N1 y2 …Nn (y is integer)

I want to make a new array that have length N1 + N2 + … Nn. with the contain like

(x1 x1 … x1) (x2 …x2) . … (xn…xn)

with N1 x1, N2 x2 and so on. So I first to do smth like this

- Compute prefixsum of N array, callel pCN. That also give the total sum N_i
- Allocate memory for the output
- For i = 1 to N parallel {

d = x[i]

For (j =0; j < Ni; ++j)

ou[pcN[i]+j] = d;

}

So everything inside { … } would go to the kernel. I assign i to each thread, that simple.

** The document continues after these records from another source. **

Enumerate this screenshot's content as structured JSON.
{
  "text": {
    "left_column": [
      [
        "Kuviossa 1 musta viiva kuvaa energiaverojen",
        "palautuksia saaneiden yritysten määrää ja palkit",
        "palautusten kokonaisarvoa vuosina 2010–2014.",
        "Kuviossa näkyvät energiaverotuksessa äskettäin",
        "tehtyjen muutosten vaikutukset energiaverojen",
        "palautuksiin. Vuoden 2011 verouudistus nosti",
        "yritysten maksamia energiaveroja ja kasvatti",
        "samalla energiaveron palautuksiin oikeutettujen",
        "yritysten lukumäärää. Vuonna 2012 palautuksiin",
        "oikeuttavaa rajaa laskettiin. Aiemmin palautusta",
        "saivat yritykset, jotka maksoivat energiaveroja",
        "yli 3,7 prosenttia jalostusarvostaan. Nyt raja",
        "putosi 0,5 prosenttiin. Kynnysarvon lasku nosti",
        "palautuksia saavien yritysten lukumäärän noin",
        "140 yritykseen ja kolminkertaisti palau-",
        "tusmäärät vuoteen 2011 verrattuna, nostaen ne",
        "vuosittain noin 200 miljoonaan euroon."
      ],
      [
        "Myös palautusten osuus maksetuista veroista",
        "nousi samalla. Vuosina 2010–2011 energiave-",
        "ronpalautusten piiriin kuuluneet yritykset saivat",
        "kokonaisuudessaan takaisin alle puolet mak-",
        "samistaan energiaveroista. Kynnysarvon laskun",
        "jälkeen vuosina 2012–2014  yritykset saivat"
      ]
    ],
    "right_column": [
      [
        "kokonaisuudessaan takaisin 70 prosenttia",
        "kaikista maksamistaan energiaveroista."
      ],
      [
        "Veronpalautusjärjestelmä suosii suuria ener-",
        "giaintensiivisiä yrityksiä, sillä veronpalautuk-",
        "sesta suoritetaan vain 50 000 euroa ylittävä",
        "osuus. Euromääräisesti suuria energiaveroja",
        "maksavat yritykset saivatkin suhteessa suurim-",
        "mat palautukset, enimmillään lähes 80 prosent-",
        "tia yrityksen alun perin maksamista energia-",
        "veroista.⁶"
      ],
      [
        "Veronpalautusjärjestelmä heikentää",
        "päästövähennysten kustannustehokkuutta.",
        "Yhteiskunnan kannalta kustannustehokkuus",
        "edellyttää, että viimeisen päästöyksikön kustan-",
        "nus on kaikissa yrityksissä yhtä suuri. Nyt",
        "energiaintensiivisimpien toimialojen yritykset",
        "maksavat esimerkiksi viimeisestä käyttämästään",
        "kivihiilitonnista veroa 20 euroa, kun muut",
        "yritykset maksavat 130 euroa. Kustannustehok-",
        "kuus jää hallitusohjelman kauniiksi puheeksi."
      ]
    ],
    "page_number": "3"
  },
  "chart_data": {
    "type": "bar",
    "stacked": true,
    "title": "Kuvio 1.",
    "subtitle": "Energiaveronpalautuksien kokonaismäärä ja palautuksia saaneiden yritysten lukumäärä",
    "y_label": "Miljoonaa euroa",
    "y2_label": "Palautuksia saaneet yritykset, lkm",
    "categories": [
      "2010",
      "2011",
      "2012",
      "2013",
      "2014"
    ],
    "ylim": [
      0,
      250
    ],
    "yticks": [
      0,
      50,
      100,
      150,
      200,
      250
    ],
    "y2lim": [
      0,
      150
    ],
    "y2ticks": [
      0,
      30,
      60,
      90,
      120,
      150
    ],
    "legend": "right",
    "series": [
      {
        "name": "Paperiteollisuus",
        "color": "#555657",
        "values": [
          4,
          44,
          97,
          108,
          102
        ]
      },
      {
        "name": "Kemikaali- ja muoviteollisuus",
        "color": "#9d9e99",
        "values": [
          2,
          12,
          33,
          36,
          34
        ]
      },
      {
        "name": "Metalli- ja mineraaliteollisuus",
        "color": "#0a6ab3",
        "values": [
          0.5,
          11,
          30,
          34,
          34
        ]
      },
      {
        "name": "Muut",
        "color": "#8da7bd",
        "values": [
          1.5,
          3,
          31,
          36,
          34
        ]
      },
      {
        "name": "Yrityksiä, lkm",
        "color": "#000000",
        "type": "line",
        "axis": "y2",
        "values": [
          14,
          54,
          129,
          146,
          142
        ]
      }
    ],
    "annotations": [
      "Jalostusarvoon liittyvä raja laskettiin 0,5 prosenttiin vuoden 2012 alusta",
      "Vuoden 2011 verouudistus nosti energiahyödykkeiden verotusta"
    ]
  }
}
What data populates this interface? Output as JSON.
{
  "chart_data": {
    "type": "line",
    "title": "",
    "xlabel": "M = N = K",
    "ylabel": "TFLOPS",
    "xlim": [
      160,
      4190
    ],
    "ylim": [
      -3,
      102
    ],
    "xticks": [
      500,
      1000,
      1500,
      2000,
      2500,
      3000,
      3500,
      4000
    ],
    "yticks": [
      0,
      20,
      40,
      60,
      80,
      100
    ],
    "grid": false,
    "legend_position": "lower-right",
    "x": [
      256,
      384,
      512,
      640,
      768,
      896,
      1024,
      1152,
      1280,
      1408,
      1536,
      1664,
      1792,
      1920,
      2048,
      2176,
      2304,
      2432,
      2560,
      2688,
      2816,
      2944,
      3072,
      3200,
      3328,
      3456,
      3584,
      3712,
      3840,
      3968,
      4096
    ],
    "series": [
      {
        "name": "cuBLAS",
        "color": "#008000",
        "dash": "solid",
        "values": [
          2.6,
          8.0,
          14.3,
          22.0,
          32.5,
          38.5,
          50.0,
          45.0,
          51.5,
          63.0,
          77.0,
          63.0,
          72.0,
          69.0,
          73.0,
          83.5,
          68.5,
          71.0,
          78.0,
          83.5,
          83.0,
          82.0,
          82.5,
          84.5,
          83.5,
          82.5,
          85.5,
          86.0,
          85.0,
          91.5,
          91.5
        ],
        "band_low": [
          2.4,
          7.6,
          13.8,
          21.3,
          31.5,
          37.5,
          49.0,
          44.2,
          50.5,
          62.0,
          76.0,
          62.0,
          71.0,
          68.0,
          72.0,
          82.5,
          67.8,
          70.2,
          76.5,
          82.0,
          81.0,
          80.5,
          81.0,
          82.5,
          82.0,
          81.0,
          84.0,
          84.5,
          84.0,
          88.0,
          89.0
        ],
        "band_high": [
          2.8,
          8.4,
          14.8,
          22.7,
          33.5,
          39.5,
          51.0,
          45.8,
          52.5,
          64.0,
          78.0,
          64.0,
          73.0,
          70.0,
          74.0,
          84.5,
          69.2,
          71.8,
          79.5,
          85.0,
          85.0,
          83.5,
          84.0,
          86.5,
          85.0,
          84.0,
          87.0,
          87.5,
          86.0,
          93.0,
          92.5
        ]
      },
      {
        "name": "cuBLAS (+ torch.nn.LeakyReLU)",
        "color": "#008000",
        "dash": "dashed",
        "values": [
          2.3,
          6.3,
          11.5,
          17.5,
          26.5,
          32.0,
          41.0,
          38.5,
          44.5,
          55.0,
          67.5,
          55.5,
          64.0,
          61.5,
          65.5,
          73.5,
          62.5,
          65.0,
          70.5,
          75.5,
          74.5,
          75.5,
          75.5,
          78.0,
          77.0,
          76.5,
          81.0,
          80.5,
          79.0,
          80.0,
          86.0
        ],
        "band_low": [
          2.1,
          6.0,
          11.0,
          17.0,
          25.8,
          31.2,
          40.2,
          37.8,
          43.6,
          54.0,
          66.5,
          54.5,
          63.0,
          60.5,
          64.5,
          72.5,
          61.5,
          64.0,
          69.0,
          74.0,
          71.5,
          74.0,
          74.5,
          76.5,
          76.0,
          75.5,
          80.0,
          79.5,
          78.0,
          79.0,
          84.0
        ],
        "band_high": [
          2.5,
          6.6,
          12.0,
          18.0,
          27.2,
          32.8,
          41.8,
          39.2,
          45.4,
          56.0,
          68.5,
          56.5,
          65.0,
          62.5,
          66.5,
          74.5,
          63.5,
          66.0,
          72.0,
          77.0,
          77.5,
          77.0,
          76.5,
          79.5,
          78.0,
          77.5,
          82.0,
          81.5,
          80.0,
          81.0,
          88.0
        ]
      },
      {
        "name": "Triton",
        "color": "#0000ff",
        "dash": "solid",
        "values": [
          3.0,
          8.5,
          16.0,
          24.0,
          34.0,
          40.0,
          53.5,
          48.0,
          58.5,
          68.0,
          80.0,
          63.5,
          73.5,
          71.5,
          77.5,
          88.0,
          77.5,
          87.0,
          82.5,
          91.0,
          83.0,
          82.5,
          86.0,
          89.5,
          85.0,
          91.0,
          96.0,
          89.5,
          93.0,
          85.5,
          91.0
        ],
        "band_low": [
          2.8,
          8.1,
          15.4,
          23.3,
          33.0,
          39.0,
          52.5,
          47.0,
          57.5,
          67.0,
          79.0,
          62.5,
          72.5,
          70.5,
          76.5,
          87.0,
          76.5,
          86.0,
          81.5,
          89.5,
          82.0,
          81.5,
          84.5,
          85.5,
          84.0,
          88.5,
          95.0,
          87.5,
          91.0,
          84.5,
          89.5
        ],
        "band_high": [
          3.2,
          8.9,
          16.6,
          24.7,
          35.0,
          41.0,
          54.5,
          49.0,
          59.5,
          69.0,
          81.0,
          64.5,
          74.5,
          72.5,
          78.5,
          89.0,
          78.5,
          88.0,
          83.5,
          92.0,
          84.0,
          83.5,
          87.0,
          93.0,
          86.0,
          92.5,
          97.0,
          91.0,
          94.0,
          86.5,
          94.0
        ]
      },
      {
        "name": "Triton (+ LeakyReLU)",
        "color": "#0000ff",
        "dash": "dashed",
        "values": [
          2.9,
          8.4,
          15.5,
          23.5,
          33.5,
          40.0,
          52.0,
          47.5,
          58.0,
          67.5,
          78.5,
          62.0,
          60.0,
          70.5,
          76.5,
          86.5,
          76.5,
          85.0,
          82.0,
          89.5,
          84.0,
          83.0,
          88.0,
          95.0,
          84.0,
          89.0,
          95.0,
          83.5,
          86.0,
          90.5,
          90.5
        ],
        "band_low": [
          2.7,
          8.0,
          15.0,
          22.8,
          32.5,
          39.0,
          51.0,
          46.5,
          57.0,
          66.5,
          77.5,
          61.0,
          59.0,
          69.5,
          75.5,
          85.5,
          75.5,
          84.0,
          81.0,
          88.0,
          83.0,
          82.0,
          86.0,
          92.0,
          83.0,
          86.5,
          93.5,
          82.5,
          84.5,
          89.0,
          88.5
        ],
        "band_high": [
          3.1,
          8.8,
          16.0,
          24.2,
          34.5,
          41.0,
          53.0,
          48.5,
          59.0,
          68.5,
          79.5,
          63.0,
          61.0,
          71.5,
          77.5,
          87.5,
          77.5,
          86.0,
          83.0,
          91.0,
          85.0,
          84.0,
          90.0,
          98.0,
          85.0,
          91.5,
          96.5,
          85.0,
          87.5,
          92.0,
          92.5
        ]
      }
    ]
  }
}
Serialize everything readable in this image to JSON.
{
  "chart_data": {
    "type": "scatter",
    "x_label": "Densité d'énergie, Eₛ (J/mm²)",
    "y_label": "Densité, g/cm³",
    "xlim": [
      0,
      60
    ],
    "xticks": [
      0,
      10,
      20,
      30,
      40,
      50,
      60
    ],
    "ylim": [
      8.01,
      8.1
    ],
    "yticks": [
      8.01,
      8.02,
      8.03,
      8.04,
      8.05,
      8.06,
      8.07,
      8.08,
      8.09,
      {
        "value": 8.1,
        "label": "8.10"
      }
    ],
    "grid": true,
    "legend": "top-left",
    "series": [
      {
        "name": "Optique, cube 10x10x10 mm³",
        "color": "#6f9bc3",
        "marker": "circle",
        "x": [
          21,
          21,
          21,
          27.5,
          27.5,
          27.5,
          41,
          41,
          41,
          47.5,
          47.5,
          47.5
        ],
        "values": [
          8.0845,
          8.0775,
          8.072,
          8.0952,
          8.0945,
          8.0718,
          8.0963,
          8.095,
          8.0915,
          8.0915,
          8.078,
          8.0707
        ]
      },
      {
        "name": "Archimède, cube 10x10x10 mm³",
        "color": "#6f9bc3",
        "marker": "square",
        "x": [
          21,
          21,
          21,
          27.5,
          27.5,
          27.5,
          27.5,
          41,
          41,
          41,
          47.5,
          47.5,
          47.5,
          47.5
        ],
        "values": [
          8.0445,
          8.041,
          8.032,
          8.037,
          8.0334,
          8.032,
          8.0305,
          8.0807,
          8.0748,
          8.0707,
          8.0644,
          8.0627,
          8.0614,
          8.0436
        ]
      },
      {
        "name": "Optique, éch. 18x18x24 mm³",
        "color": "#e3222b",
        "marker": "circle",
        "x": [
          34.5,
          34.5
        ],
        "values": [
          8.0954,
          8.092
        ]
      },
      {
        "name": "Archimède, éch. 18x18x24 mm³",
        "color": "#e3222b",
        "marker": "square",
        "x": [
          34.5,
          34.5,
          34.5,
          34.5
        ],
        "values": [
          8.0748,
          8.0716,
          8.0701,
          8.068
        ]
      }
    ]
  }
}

But now it raises issues about performance:

- Inputs are coelased but outputs are not, it 's horribly slow
- Normally Ni is different that mean unequal load to each threads. As i know, the thread block will be released only when all threads are completed, that mean if i have one big Ni and alot small Nj, then all Js threads should wait I thread to complete.
- Although CUDA can handle large number of loop, having a big Ni is something unwanted

So is there any idea about how to solve this performance problem. I think there’s still a lot more similar small problems that prevent us from using CUDA as efficient computational solution for many problems.

Any idea is appreciated ? Thank you